Alors que l’or continue d’attirer les investisseurs et les banques centrales, la question de sa conservation prend une nouvelle importance. En 2026, 89 % des gestionnaires de réserves interrogés par le World Gold Council anticipent une hausse des réserves mondiales d’or des banques centrales au cours des douze prochains mois. Dans ce contexte, posséder de l’or ne constitue plus seulement une décision d’investissement : le lieu où il est conservé, sa disponibilité et la sécurité de son stockage deviennent également des sujets stratégiques.

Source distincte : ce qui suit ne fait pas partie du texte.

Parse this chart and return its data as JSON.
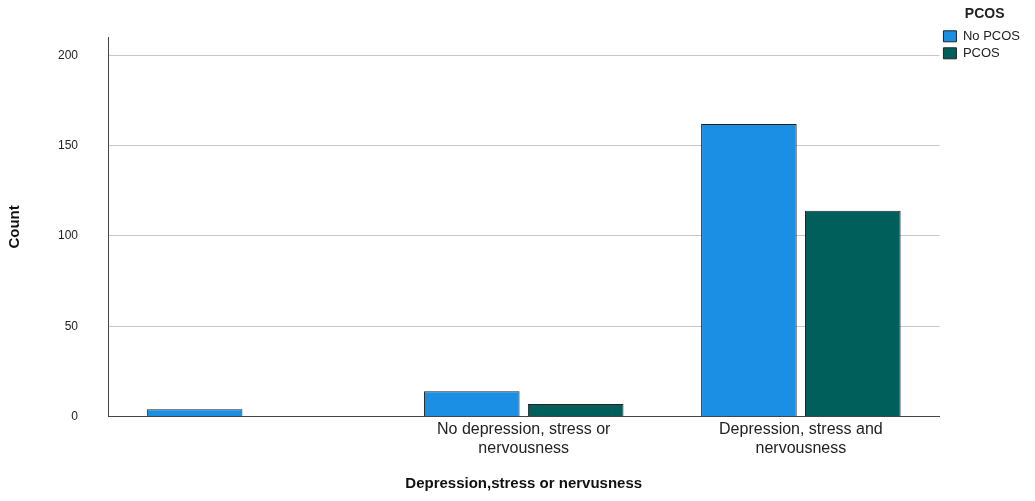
{
  "chart_data": {
    "type": "bar",
    "xlabel": "Depression,stress or nervusness",
    "ylabel": "Count",
    "legend_title": "PCOS",
    "categories": [
      null,
      "No depression, stress or nervousness",
      "Depression, stress and nervousness"
    ],
    "series": [
      {
        "name": "No PCOS",
        "color": "#1b8fe3",
        "values": [
          4,
          14,
          162
        ]
      },
      {
        "name": "PCOS",
        "color": "#005f5b",
        "values": [
          0,
          7,
          114
        ]
      }
    ],
    "ylim": [
      0,
      210
    ],
    "yticks": [
      0,
      50,
      100,
      150,
      200
    ],
    "grid": "y",
    "legend": "top right"
  }
}
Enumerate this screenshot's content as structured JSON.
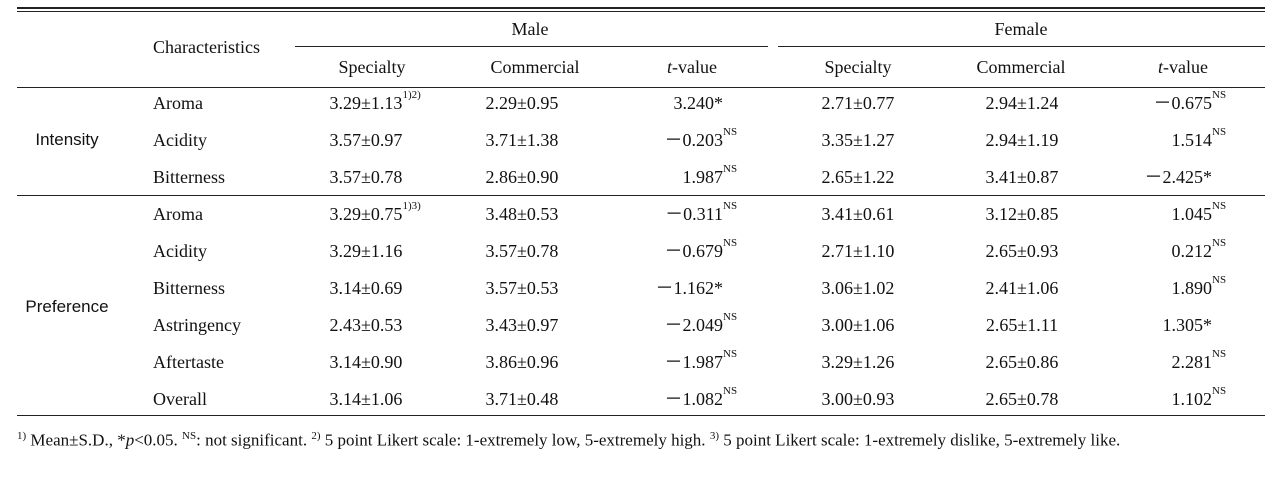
{
  "table": {
    "header": {
      "corner": "Characteristics",
      "groups": [
        "Male",
        "Female"
      ],
      "columns": [
        {
          "text": "Specialty"
        },
        {
          "text": "Commercial"
        },
        {
          "italic": "t",
          "text": "-value"
        },
        {
          "text": "Specialty"
        },
        {
          "text": "Commercial"
        },
        {
          "italic": "t",
          "text": "-value"
        }
      ]
    },
    "sections": [
      {
        "label": "Intensity",
        "rows": [
          {
            "item": "Aroma",
            "cells": [
              {
                "text": "3.29±1.13",
                "sup": "1)2)"
              },
              {
                "text": "2.29±0.95"
              },
              {
                "text": "3.240*"
              },
              {
                "text": "2.71±0.77"
              },
              {
                "text": "2.94±1.24"
              },
              {
                "text": "－0.675",
                "sup": "NS"
              }
            ]
          },
          {
            "item": "Acidity",
            "cells": [
              {
                "text": "3.57±0.97"
              },
              {
                "text": "3.71±1.38"
              },
              {
                "text": "－0.203",
                "sup": "NS"
              },
              {
                "text": "3.35±1.27"
              },
              {
                "text": "2.94±1.19"
              },
              {
                "text": "1.514",
                "sup": "NS"
              }
            ]
          },
          {
            "item": "Bitterness",
            "cells": [
              {
                "text": "3.57±0.78"
              },
              {
                "text": "2.86±0.90"
              },
              {
                "text": "1.987",
                "sup": "NS"
              },
              {
                "text": "2.65±1.22"
              },
              {
                "text": "3.41±0.87"
              },
              {
                "text": "－2.425*"
              }
            ]
          }
        ]
      },
      {
        "label": "Preference",
        "rows": [
          {
            "item": "Aroma",
            "cells": [
              {
                "text": "3.29±0.75",
                "sup": "1)3)"
              },
              {
                "text": "3.48±0.53"
              },
              {
                "text": "－0.311",
                "sup": "NS"
              },
              {
                "text": "3.41±0.61"
              },
              {
                "text": "3.12±0.85"
              },
              {
                "text": "1.045",
                "sup": "NS"
              }
            ]
          },
          {
            "item": "Acidity",
            "cells": [
              {
                "text": "3.29±1.16"
              },
              {
                "text": "3.57±0.78"
              },
              {
                "text": "－0.679",
                "sup": "NS"
              },
              {
                "text": "2.71±1.10"
              },
              {
                "text": "2.65±0.93"
              },
              {
                "text": "0.212",
                "sup": "NS"
              }
            ]
          },
          {
            "item": "Bitterness",
            "cells": [
              {
                "text": "3.14±0.69"
              },
              {
                "text": "3.57±0.53"
              },
              {
                "text": "－1.162*"
              },
              {
                "text": "3.06±1.02"
              },
              {
                "text": "2.41±1.06"
              },
              {
                "text": "1.890",
                "sup": "NS"
              }
            ]
          },
          {
            "item": "Astringency",
            "cells": [
              {
                "text": "2.43±0.53"
              },
              {
                "text": "3.43±0.97"
              },
              {
                "text": "－2.049",
                "sup": "NS"
              },
              {
                "text": "3.00±1.06"
              },
              {
                "text": "2.65±1.11"
              },
              {
                "text": "1.305*"
              }
            ]
          },
          {
            "item": "Aftertaste",
            "cells": [
              {
                "text": "3.14±0.90"
              },
              {
                "text": "3.86±0.96"
              },
              {
                "text": "－1.987",
                "sup": "NS"
              },
              {
                "text": "3.29±1.26"
              },
              {
                "text": "2.65±0.86"
              },
              {
                "text": "2.281",
                "sup": "NS"
              }
            ]
          },
          {
            "item": "Overall",
            "cells": [
              {
                "text": "3.14±1.06"
              },
              {
                "text": "3.71±0.48"
              },
              {
                "text": "－1.082",
                "sup": "NS"
              },
              {
                "text": "3.00±0.93"
              },
              {
                "text": "2.65±0.78"
              },
              {
                "text": "1.102",
                "sup": "NS"
              }
            ]
          }
        ]
      }
    ]
  },
  "footnote": [
    {
      "sup": "1)"
    },
    {
      "text": " Mean±S.D., *"
    },
    {
      "italic": "p"
    },
    {
      "text": "<0.05. "
    },
    {
      "sup": "NS"
    },
    {
      "text": ": not significant. "
    },
    {
      "sup": "2)"
    },
    {
      "text": " 5 point Likert scale: 1-extremely low, 5-extremely high. "
    },
    {
      "sup": "3)"
    },
    {
      "text": " 5 point Likert scale: 1-extremely dislike, 5-extremely like."
    }
  ]
}
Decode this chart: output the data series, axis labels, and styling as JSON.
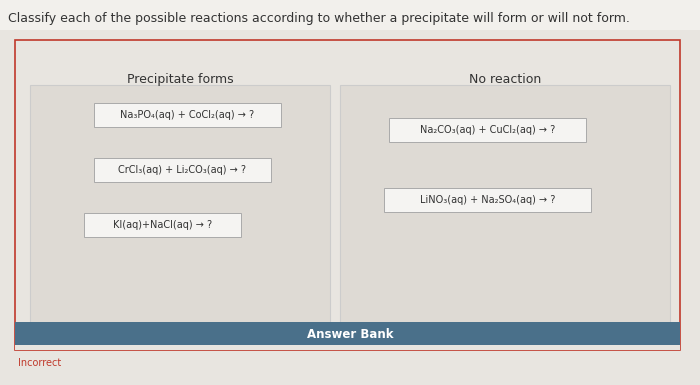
{
  "title": "Classify each of the possible reactions according to whether a precipitate will form or will not form.",
  "title_fontsize": 9,
  "page_bg": "#d4d4d4",
  "content_bg": "#f0eeec",
  "outer_border_color": "#c0392b",
  "left_header": "Precipitate forms",
  "right_header": "No reaction",
  "header_fontsize": 9,
  "left_reactions": [
    "Na₃PO₄(aq) + CoCl₂(aq) → ?",
    "CrCl₃(aq) + Li₂CO₃(aq) → ?",
    "KI(aq)+NaCl(aq) → ?"
  ],
  "right_reactions": [
    "Na₂CO₃(aq) + CuCl₂(aq) → ?",
    "LiNO₃(aq) + Na₂SO₄(aq) → ?"
  ],
  "answer_bank_text": "Answer Bank",
  "answer_bank_color": "#4a708a",
  "answer_bank_text_color": "#ffffff",
  "box_bg": "#f5f4f2",
  "box_border": "#aaaaaa",
  "incorrect_text": "Incorrect",
  "incorrect_color": "#c0392b",
  "reaction_fontsize": 7,
  "inner_panel_bg": "#e8e6e2",
  "inner_panel_border": "#cccccc"
}
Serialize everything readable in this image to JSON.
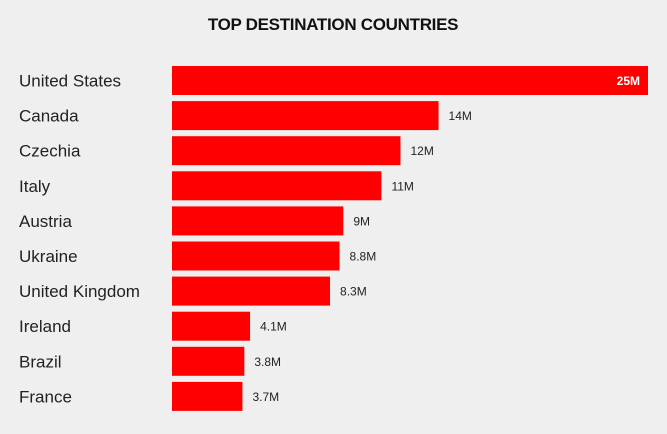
{
  "chart_data": {
    "type": "bar",
    "orientation": "horizontal",
    "title": "TOP DESTINATION COUNTRIES",
    "categories": [
      "United States",
      "Canada",
      "Czechia",
      "Italy",
      "Austria",
      "Ukraine",
      "United Kingdom",
      "Ireland",
      "Brazil",
      "France"
    ],
    "values": [
      25,
      14,
      12,
      11,
      9,
      8.8,
      8.3,
      4.1,
      3.8,
      3.7
    ],
    "value_labels": [
      "25M",
      "14M",
      "12M",
      "11M",
      "9M",
      "8.8M",
      "8.3M",
      "4.1M",
      "3.8M",
      "3.7M"
    ],
    "bar_color": "#ff0000",
    "background": "#efefef",
    "grid": false,
    "legend": "none"
  }
}
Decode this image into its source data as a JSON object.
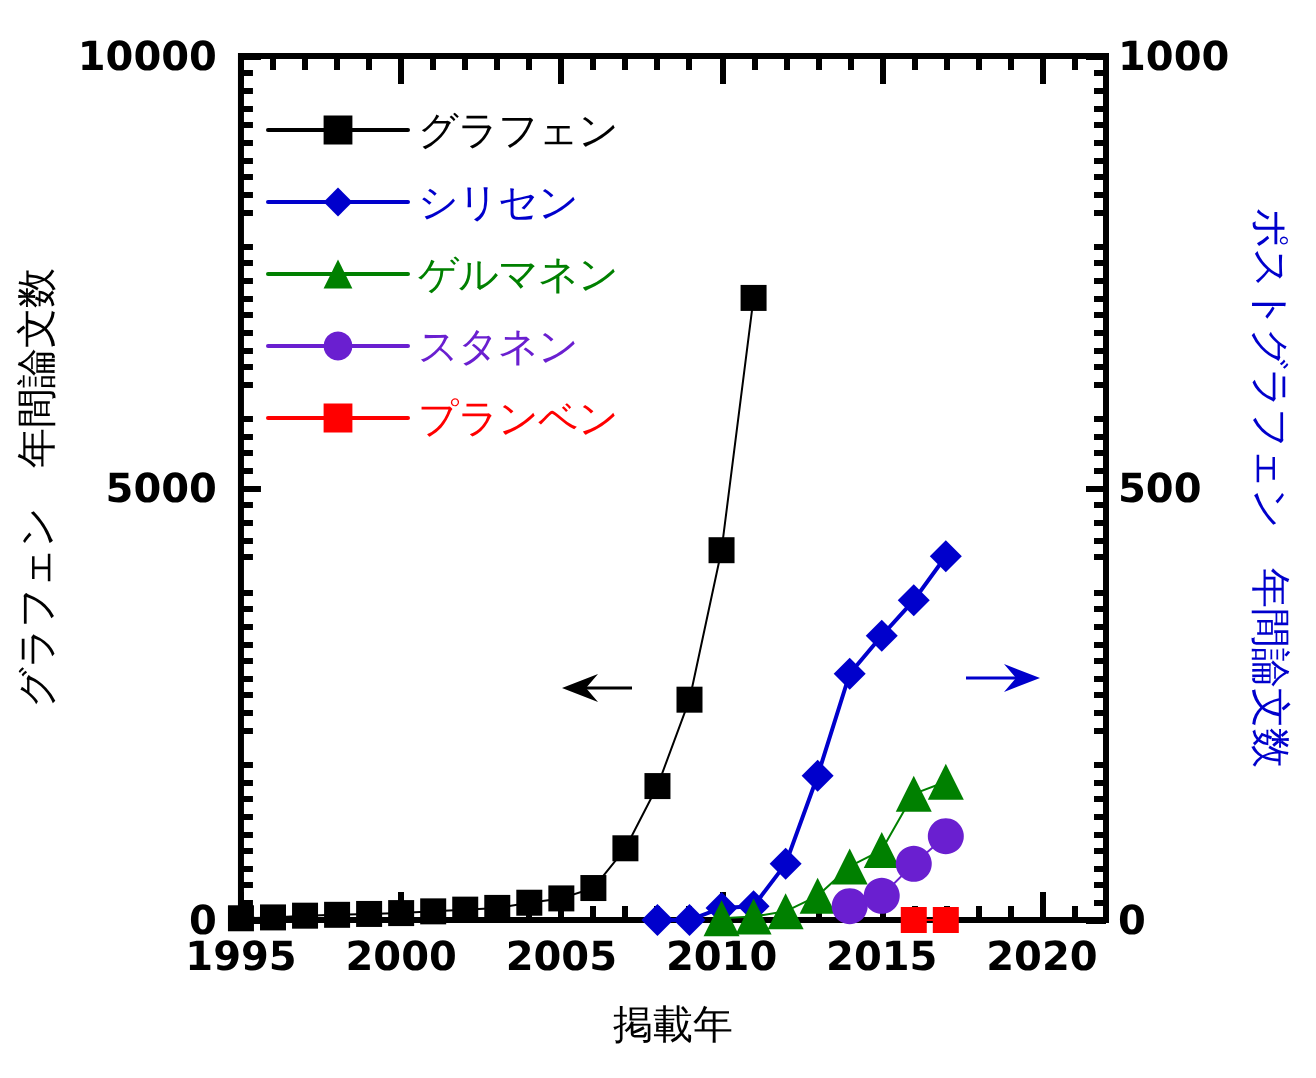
{
  "chart_data": {
    "type": "line",
    "xlabel": "掲載年",
    "ylabel": "グラフェン　年間論文数",
    "y2label": "ポストグラフェン　年間論文数",
    "x": [
      1995,
      1996,
      1997,
      1998,
      1999,
      2000,
      2001,
      2002,
      2003,
      2004,
      2005,
      2006,
      2007,
      2008,
      2009,
      2010,
      2011
    ],
    "series": [
      {
        "name": "グラフェン",
        "color": "#000000",
        "marker": "square",
        "values": [
          20,
          30,
          50,
          60,
          70,
          80,
          100,
          120,
          140,
          200,
          250,
          370,
          830,
          1550,
          2550,
          4280,
          7200
        ]
      },
      {
        "name": "シリセン",
        "color": "#0000cc",
        "marker": "diamond",
        "axis": "y2",
        "x": [
          2008,
          2009,
          2010,
          2011,
          2012,
          2013,
          2014,
          2015,
          2016,
          2017
        ],
        "values": [
          0,
          0,
          14,
          16,
          65,
          167,
          285,
          329,
          370,
          421
        ]
      },
      {
        "name": "ゲルマネン",
        "color": "#008000",
        "marker": "triangle",
        "axis": "y2",
        "x": [
          2010,
          2011,
          2012,
          2013,
          2014,
          2015,
          2016,
          2017
        ],
        "values": [
          2,
          4,
          10,
          28,
          62,
          81,
          146,
          160
        ]
      },
      {
        "name": "スタネン",
        "color": "#6a1fd0",
        "marker": "circle",
        "axis": "y2",
        "x": [
          2014,
          2015,
          2016,
          2017
        ],
        "values": [
          16,
          28,
          65,
          97
        ]
      },
      {
        "name": "プランベン",
        "color": "#ff0000",
        "marker": "square",
        "axis": "y2",
        "x": [
          2016,
          2017
        ],
        "values": [
          0,
          0
        ]
      }
    ],
    "xlim": [
      1995,
      2022
    ],
    "xticks": [
      1995,
      2000,
      2005,
      2010,
      2015,
      2020
    ],
    "ylim": [
      0,
      10000
    ],
    "yticks": [
      0,
      5000,
      10000
    ],
    "y2lim": [
      0,
      1000
    ],
    "y2ticks": [
      0,
      500,
      1000
    ],
    "legend": "top left",
    "grid": false
  }
}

La Suisse illustre particulièrement bien cette évolution. La Banque nationale suisse détient 1 040 tonnes d’or, un volume inchangé depuis fin 2008. Environ 70 % sont conservés en Suisse, 20 % auprès de la Bank of England et 10 % auprès de la Bank of Canada. Selon la BNS, cette répartition géographique vise notamment à garantir l’accès aux réserves même en cas de crise. Cette logique de diversification du stockage gagne aujourd’hui en importance dans un environnement marqué par les tensions géopolitiques et les incertitudes financières.
À Genève, cette culture de la conservation sécurisée s’inscrit dans un écosystème patrimonial ancien, renforcé par la présence d’une importante place financière et d’infrastructures spécialisées dans le stockage de biens de valeur. La demande ne concerne d’ailleurs pas uniquement les métaux précieux : œuvres d’art, montres, documents et autres actifs physiques font également l’objet de solutions de conservation hautement sécurisées. Pour les détenteurs d’or, le coffre-fort permet ainsi de dissocier la détention physique d’un actif de son exposition aux risques liés au stockage à domicile.
Le phénomène dépasse désormais largement le simple cadre bancaire. En août 2026, SWI swissinfo.ch a rapporté la construction d’un vaste complexe de coffres souterrains dans le canton d’Obwald, destiné notamment au stockage de métaux précieux et d’autres biens de grande valeur. Le projet illustre une tendance plus large : face aux incertitudes géopolitiques, certains détenteurs de patrimoine recherchent des infrastructures offrant une protection physique renforcée, une séparation des actifs et une confidentialité accrue.
Cette évolution intervient alors que le marché de l’or reste particulièrement dynamique. Au deuxième trimestre 2026, la demande mondiale d’or a atteint 1 269 tonnes, tandis que sa valeur a atteint un niveau record de 380 milliards de dollars sur le premier semestre. Le World Gold Council estime par ailleurs que les investissements devraient rester le principal moteur de la demande durant la seconde moitié de l’année. Pour les investisseurs qui choisissent l’or physique, la conservation devient donc une composante à part entière de la stratégie patrimoniale : sécurité, accessibilité et diversification géographique peuvent compter autant que le choix de l’actif lui-même.